Following the Supreme Court’s recent affirmative action decision, legal press publications have reported about complaints and enforcement threats sent to law firms based on their diversity initiatives. In some cases, these complaints have alleged that the firms set aside internships or other opportunities for minority law students. In the wake of these complaints, some law firms modified their diversity programs while others concluded that their existing measures comply with legal requirements.
While the Supreme Court did not directly address private business’ hiring practices, publicity generated as a result of the decision should remind employers of the need to be cognizant of potential reverse discrimination claims. A reverse discrimination claim is one made by a person who is not generally considered part of a protected classification typically subject to discrimination. Most federal and state civil right laws prohibit discrimination based on a protected classification, not just discrimination against a traditionally disadvantaged part of that classification.

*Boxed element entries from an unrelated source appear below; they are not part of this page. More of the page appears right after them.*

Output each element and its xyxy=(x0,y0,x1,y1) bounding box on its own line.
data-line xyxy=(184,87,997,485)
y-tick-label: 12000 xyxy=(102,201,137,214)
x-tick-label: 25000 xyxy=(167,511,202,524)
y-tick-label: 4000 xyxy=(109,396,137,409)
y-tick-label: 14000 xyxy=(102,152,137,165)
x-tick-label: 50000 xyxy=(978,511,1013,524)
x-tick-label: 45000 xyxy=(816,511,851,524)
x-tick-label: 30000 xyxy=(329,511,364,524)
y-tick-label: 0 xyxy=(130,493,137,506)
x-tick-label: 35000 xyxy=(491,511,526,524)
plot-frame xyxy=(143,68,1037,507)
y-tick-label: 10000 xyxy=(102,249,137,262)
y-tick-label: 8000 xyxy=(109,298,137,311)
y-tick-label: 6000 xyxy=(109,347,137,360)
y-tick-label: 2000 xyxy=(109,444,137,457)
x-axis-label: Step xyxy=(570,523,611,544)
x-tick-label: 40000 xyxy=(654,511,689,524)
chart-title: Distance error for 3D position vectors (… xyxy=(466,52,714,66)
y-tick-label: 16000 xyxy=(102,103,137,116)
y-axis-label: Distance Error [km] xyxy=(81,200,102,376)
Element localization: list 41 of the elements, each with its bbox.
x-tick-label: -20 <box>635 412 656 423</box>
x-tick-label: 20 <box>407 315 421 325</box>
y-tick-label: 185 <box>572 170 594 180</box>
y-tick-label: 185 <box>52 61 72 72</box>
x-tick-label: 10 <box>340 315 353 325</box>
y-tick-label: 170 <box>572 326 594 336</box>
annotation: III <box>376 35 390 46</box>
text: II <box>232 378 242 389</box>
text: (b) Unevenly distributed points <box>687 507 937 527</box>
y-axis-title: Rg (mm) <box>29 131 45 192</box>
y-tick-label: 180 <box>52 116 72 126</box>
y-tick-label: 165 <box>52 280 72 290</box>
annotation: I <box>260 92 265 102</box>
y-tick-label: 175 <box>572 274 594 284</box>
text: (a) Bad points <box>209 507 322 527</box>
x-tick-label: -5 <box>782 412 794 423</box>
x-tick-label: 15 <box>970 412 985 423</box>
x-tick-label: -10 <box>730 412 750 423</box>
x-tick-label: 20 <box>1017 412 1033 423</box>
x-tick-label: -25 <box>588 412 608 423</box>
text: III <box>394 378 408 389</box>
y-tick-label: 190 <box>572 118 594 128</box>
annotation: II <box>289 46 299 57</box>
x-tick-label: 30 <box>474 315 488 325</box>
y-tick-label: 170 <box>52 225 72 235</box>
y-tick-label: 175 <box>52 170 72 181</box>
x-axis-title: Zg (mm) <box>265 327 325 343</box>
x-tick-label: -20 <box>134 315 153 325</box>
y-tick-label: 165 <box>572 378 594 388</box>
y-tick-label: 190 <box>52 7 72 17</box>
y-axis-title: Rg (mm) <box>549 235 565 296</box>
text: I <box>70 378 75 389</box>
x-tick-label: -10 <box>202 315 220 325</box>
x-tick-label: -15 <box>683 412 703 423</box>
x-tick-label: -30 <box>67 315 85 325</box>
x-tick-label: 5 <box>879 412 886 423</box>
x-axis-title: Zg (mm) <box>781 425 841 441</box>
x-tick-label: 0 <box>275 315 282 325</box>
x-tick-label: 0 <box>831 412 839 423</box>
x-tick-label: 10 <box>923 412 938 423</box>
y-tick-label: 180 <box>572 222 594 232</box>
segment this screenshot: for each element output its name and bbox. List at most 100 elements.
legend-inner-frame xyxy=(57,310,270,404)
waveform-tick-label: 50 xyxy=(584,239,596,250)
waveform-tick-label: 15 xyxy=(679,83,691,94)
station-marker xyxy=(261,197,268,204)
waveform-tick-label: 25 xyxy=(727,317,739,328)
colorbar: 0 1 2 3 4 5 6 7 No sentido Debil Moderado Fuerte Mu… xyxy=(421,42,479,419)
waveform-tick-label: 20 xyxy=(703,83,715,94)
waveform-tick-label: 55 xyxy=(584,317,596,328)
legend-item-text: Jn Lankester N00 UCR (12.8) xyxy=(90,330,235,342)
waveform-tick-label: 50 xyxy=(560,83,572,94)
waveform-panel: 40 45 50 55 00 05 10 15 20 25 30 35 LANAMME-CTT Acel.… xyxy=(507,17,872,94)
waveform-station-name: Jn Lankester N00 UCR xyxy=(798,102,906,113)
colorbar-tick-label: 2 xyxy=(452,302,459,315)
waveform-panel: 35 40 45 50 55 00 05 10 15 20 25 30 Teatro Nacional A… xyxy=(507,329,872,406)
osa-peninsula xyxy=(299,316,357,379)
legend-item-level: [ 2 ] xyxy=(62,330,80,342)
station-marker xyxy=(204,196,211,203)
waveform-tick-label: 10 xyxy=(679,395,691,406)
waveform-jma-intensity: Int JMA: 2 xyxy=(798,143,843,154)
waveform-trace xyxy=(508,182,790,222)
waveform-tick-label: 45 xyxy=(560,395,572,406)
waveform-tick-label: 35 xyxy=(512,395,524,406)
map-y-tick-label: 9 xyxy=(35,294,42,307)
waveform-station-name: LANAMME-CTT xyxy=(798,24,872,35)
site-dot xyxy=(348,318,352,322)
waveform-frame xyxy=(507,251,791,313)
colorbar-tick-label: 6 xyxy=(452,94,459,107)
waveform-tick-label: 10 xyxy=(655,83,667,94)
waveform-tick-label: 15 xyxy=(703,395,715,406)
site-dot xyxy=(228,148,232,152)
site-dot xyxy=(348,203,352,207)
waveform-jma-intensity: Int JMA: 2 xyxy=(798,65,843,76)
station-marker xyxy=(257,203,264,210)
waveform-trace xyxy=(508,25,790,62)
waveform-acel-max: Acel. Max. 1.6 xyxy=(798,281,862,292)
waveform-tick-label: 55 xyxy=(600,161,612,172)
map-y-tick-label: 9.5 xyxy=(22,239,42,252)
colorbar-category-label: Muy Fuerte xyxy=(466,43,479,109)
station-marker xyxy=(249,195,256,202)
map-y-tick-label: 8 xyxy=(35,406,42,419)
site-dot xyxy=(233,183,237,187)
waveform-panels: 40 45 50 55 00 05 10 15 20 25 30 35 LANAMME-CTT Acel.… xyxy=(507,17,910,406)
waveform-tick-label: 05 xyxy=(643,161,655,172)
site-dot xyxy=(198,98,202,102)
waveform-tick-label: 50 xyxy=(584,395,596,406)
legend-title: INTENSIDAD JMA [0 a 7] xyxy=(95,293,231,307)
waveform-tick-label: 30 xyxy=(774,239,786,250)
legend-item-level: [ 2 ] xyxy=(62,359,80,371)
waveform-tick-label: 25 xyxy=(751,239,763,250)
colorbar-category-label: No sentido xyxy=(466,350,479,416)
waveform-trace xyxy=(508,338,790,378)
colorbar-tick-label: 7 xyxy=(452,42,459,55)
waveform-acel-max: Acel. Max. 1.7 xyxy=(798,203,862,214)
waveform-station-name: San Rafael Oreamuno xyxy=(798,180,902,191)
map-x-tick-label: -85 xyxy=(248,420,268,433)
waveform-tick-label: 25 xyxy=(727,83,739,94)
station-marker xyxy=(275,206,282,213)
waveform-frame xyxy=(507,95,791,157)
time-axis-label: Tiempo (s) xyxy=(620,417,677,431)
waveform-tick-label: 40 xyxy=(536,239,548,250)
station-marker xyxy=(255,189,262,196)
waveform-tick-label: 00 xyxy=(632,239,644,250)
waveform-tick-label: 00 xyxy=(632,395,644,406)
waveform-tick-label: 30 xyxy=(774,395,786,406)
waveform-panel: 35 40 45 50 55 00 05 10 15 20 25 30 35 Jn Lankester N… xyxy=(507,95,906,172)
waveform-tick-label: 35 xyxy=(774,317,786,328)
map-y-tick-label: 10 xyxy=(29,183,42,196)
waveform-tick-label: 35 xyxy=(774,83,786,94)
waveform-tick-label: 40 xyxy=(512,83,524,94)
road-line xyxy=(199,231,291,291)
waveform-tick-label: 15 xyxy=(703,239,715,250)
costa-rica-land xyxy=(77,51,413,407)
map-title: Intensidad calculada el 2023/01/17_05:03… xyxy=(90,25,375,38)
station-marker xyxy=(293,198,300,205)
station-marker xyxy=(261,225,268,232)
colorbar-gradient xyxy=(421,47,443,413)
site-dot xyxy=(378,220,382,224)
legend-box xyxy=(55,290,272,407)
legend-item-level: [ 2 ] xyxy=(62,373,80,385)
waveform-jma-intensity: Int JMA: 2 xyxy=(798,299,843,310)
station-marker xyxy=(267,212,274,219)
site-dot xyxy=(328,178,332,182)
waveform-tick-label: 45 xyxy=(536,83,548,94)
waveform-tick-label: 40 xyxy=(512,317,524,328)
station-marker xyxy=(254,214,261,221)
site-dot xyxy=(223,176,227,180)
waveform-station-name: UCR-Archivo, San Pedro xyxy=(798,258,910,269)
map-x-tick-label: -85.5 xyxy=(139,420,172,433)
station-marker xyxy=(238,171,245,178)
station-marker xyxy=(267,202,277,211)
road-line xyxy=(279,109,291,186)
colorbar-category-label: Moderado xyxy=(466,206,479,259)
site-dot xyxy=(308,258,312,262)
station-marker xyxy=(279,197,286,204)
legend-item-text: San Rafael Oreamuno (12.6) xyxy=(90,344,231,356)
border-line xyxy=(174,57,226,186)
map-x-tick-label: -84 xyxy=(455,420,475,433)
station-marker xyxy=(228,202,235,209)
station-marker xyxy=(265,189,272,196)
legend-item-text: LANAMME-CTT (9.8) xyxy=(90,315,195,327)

Employers should avoid advertising for diversity programs that make race, age, sex or another protected class a condition of hiring. For example, businesses should not advertise for recent college graduates because this may be interpreted as disfavoring older applicants. In the end, the employer should hire the best qualified candidate for the position. Diversity programs should focus on broadening the field of qualified minority candidates and mentoring those who are hired. However, individual employment decisions should not be based on an applicant’s protected status, either as a positive or negative factor.
Certain interest groups are likely to continue scrutinizing corporate hiring practices, looking for evidence of reverse discrimination. Employers should structure and communicate their diversity efforts to avoid claims that they violated applicable legal requirements.